Image via CBS Gawker’s founder Nick Denton appeared on CBS This Morning on Tuesday, in his first interview since billionaire Peter Thiel acknowledged that he’s been funding lawsuits against him and his websites. Among those cases are Hulk Hogan’s lawsuit over clips of a sex tape Gawker posted online that resulted in a $140 million verdict for the former wrestler. The verdict was recently upheld in a post-trial hearing, but Denton does not think it will hold up on appeal.

The dispute between Denton and Thiel, the founder of PayPal, began after Gawker published a story outing Thiel as gay in 2007. Denton answered questions regarding Thiel’s role in the cases, as well as Gawker’s role in the media.

Denton admitted that at times Gawker oversteps boundaries in their stories, such as when they reported that a media executive hired a male escort. Denton said, “I regret that we published [the story],” which Gawker ended up taking down. But he does not think the Hulk Hogan sex tape story crossed any lines, because he feels Hogan had made his sex life “a topic of public discussion.”

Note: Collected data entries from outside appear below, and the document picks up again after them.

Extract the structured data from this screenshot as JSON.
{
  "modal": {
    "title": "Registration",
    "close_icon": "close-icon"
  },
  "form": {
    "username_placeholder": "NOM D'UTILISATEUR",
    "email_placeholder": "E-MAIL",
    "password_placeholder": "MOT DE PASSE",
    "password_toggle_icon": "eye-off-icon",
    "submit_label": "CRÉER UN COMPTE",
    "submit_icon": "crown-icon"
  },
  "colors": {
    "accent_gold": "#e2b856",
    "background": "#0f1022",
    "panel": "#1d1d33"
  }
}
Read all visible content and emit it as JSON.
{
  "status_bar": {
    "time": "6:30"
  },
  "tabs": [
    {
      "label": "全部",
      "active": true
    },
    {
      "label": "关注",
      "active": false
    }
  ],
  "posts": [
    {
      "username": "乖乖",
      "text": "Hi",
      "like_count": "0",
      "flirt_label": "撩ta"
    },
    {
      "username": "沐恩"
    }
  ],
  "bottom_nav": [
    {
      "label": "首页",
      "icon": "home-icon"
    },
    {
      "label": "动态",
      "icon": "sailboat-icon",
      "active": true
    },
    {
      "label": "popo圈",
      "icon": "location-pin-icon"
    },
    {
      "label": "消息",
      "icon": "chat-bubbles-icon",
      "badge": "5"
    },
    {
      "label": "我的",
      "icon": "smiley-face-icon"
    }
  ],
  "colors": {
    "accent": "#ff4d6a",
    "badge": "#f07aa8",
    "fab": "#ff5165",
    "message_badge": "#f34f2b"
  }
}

The Gawker founder also does not believe his site outed Thiel as gay, saying that Thiel has said he was out to his friends back in 2003. Denton, who is also gay, said that the Gawker article about Thiel was written by a gay author, and that it was “celebrating the fact that the most talented venture capitalist in Silicon Valley was gay, in a largely straight male world.” Of course, the article did refer to Thiel’s sexuality as something “no one ever says out loud,” and described the challenges that a gay man faces in Thiel’s industry by saying, “a gay investor has no way to fit into the old establishment.”

When asked about Thiel saying Gawker is a bully, Denton said “I think it’s a little rich for someone worth $2.7 billion … to describe anybody else as a bully.”

As far as changing the way he and Gawker operate, and the types of material they publish, Denton said, “I think society has already changed, and the media has already changed,” and that “there’s less demand for the kind of highly critical journalism there was maybe five or 10 years ago.”